Hidden gems in Hokkaido : Three Must Eat major cuisines in Hokkaido

There are so many hidden gems in Hokkaido. You can see beautiful scenery e.g.; lakes, mountains, forest, sea and so on. I would like to share some gems in Hokkaido. Today, let’s talk about “Three Must Eat major cuisines in Hokkaido.”



Around the 1950s, Ishikari City’s salmon seine fishing attracted attention as a “symbol of Hokkaido’s fisheries industry” and many tourists came to see the fishing. Since there was a time delay between putting the nets in the sea and pulling them out, ISHIKARI hot pot was served to the tourists waiting for the time to pulling nets, and it is said that the dish became well known nationwide due to its delicious taste.

Ishikari Hot Pot is made by adding chopped salmon meat and fish roe to a kombu (kelp) broth with vegetables and seasoning with miso. Vegetables often include onions, cabbage, leeks, radish, shiitake mushrooms, tofu, and other ingredients. Although it is a home-style dish, it can be eaten at restaurants.

Salmon Chan-Chan YAKI (Grilled salmon and vegetables with miso)
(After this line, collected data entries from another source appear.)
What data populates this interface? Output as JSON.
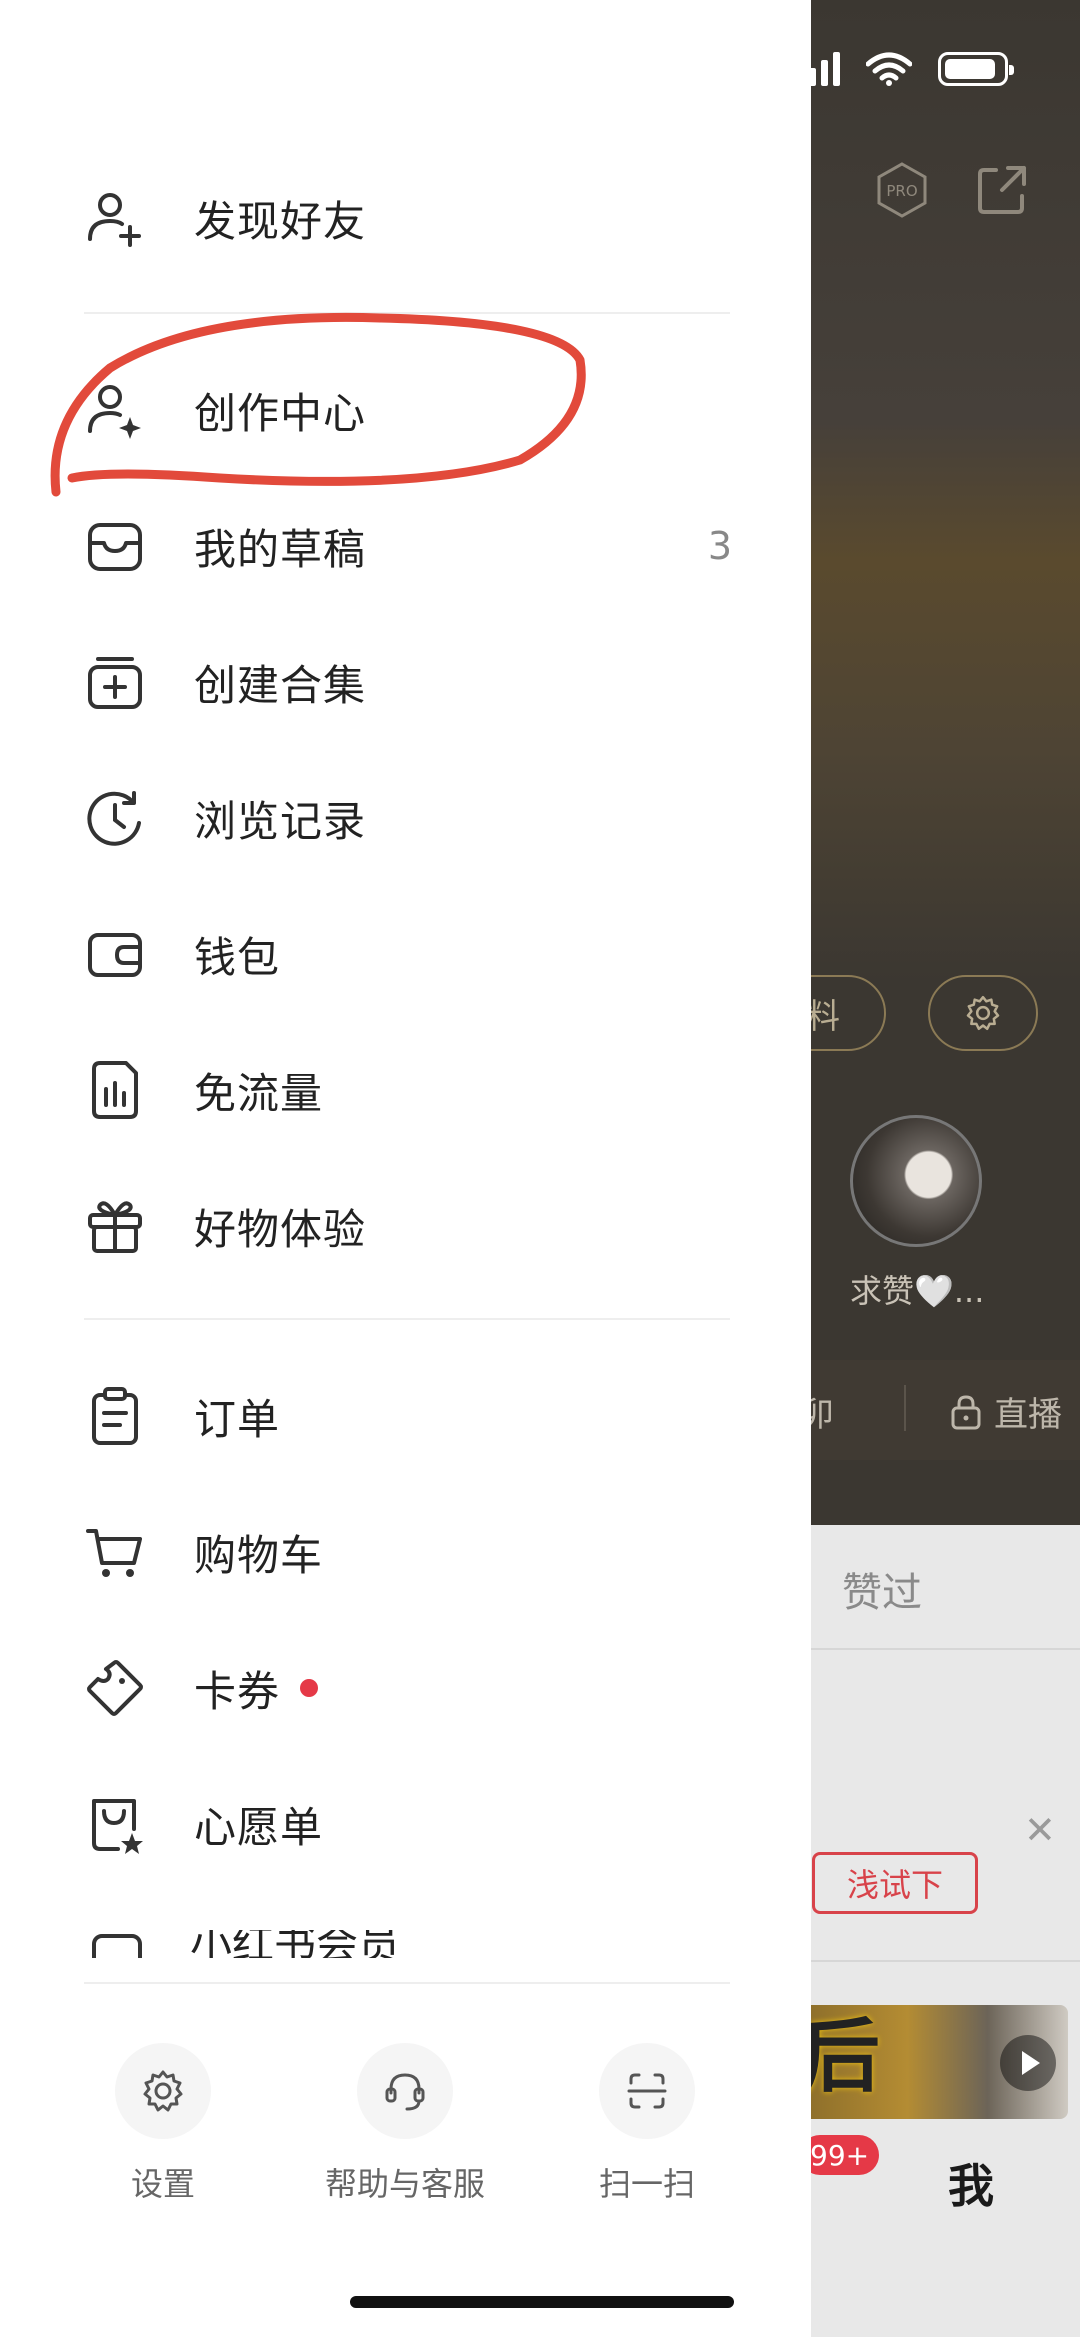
{
  "menu": {
    "discover_friends": "发现好友",
    "creator_center": "创作中心",
    "my_drafts": "我的草稿",
    "drafts_count": "3",
    "create_collection": "创建合集",
    "browse_history": "浏览记录",
    "wallet": "钱包",
    "free_data": "免流量",
    "product_trial": "好物体验",
    "orders": "订单",
    "cart": "购物车",
    "coupons": "卡券",
    "wishlist": "心愿单",
    "membership": "小红书会员"
  },
  "bottom_tools": {
    "settings": "设置",
    "help": "帮助与客服",
    "scan": "扫一扫"
  },
  "background": {
    "pill_left": "料",
    "avatar_label": "求赞🤍...",
    "tab_left": "卯",
    "tab_live": "直播",
    "sheet_tab": "赞过",
    "try_button": "浅试下",
    "video_char": "后",
    "badge": "99+",
    "me_tab": "我",
    "pro_badge": "PRO"
  },
  "colors": {
    "accent_red": "#e53947",
    "annotation_red": "#e24a3b",
    "text_primary": "#222222",
    "text_secondary": "#666666"
  },
  "status": {
    "battery_percent": 90
  }
}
It is said to have originated in the 1930s, when fishermen caught salmon on board their boats and grilled them on an iron plate made from an oil drum. The history of salmon in Hokkaido is long, and the Ainu people used to catch salmon as a valuable source of food. Even today, Hokkaido boasts the largest catch of salmon in Japan, and there are many local dishes using salmon in Hokkaido.

Salmon Chan-Chan YAKI is made by adding chopped salmon meat, cabbage, carrots, onions, and Shimeji Mushroom seasoning by Miso. It is often served at local festivals and events but you can eat it in restaurant. It is also taught in cooking classes as a local dish of Hokkaido.

JINGISUKAN (Grilled mutton or lamb with sauce)

During the Taisho Era (1912-1926), when the outbreak of World War I made it difficult to import wool, the raising of cotton sheep was encouraged as a national policy. At that time, cotton sheep breeding also flourished in Hokkaido, and it is said that lamb began to be eaten around this time. After World War II, the shortage of clothing resources further increased the demand for wool throughout Japan, but as imported wool and synthetic fibers gradually spread to domestic wool, Hokkaido shifted from raising cotton sheep to raising sheep for mutton. It is said that “Jingisukan” is a dish that took root in order to increase the consumption of mutton at that time.

Jingisukan is mutton and vegetables grilled in Jingisukan hot plate. It is served with special Jingisukan sauce. When family and friends gather for cherry blossom viewing in the spring or barbecues in the summer, they sometimes have an outdoor Jingisukan party. There are so many Jingisukan restaurant in Hokkaido.